While Fields is a solid role player, his playmaking is sporadic and he doesn't have an instant-scoring mentality, which Smith and Novak have. They both need to be in the game more to capitalize on the Knicks' ball movement off their pick-and-rolls and the Heat's traps on Anthony. Smith and Novak are both rapid-fire shooters, which Fields is not.
Just look at the Heat in Game 2 during their 104-94 win: The team's best catch-and-shoot players, Mario Chalmers, Mike Miller and Shane Battier, combined for 8-for-15 from beyond the arc. And they each got extended burn, at least 23 minutes. Of course, LeBron James and Dwyane Wade's passing ability increases their looks, but having Smith and Novak more in the game would increase the Knicks' scoring chances. Not to mention, the Heat are one of the worst teams at defending the 3-point shot because they over-trap point guards and over-play passing lanes, leaving room on the perimeter for the offense.

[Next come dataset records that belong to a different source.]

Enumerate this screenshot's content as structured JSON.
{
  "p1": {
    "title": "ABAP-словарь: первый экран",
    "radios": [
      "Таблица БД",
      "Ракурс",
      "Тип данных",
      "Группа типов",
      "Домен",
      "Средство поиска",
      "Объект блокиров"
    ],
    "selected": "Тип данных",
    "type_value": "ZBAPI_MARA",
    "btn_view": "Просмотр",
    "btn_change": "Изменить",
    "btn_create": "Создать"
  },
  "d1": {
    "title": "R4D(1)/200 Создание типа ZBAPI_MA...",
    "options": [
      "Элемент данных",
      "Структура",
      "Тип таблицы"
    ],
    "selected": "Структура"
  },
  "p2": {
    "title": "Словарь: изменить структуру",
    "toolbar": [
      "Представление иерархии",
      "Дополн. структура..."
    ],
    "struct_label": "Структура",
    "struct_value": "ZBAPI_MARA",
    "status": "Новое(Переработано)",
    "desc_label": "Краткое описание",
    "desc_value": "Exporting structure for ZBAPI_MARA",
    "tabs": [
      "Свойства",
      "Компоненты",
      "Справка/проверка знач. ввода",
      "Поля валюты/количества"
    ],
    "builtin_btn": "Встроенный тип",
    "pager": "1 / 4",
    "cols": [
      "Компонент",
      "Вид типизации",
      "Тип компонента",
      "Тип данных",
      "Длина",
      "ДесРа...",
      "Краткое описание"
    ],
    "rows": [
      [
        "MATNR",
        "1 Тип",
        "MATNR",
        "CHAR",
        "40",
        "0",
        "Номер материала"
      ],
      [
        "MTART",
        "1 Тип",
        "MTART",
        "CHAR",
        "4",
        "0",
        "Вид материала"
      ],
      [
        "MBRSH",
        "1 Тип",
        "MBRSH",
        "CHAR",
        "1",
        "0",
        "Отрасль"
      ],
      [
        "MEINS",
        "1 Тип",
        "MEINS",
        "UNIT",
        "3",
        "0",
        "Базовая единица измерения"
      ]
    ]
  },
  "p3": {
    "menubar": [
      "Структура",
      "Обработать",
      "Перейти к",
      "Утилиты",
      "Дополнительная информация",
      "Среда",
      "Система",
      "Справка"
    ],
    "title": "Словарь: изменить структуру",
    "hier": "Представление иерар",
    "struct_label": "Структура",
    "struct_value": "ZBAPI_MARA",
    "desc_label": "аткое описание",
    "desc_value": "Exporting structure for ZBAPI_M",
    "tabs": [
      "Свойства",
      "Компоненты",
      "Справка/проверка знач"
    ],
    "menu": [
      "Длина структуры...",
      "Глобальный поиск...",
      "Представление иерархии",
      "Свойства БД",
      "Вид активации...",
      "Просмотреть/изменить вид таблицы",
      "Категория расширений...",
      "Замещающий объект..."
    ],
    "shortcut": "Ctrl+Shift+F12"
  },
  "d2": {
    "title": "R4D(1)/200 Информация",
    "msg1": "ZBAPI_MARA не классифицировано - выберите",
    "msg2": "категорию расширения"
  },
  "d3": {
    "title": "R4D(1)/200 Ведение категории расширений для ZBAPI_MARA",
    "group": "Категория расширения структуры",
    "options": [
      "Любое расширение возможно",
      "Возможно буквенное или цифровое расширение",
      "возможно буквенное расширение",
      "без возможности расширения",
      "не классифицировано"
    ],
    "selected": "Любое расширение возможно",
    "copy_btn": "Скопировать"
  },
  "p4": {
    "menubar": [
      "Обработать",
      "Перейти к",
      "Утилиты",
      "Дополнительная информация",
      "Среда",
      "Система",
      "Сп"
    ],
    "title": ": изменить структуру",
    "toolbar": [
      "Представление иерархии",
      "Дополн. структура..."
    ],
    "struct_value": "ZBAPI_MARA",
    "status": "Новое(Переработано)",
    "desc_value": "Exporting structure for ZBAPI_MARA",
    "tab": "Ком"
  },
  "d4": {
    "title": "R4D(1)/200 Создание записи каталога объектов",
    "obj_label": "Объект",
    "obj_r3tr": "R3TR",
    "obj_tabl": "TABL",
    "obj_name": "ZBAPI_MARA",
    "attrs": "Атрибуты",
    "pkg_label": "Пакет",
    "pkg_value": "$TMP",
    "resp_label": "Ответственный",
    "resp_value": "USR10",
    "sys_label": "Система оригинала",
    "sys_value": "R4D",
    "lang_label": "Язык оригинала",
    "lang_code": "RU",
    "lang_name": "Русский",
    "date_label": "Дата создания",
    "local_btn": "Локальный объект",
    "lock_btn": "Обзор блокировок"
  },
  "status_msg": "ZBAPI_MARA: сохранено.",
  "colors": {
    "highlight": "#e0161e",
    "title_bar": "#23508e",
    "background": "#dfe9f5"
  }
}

While Smith played 31 minutes in Game 2, Novak was only on the court for 21. Those numbers have to go up. In addition, Mike Bibby needs to play more, period -- with the starters and subs (because Davis is a bit banged up) -- so Smith can excel more at his natural shooting guard position. Bibby has done a nice job off pick-and-rolls in his limited time, which would give Smith, and Novak, more downtown opportunities.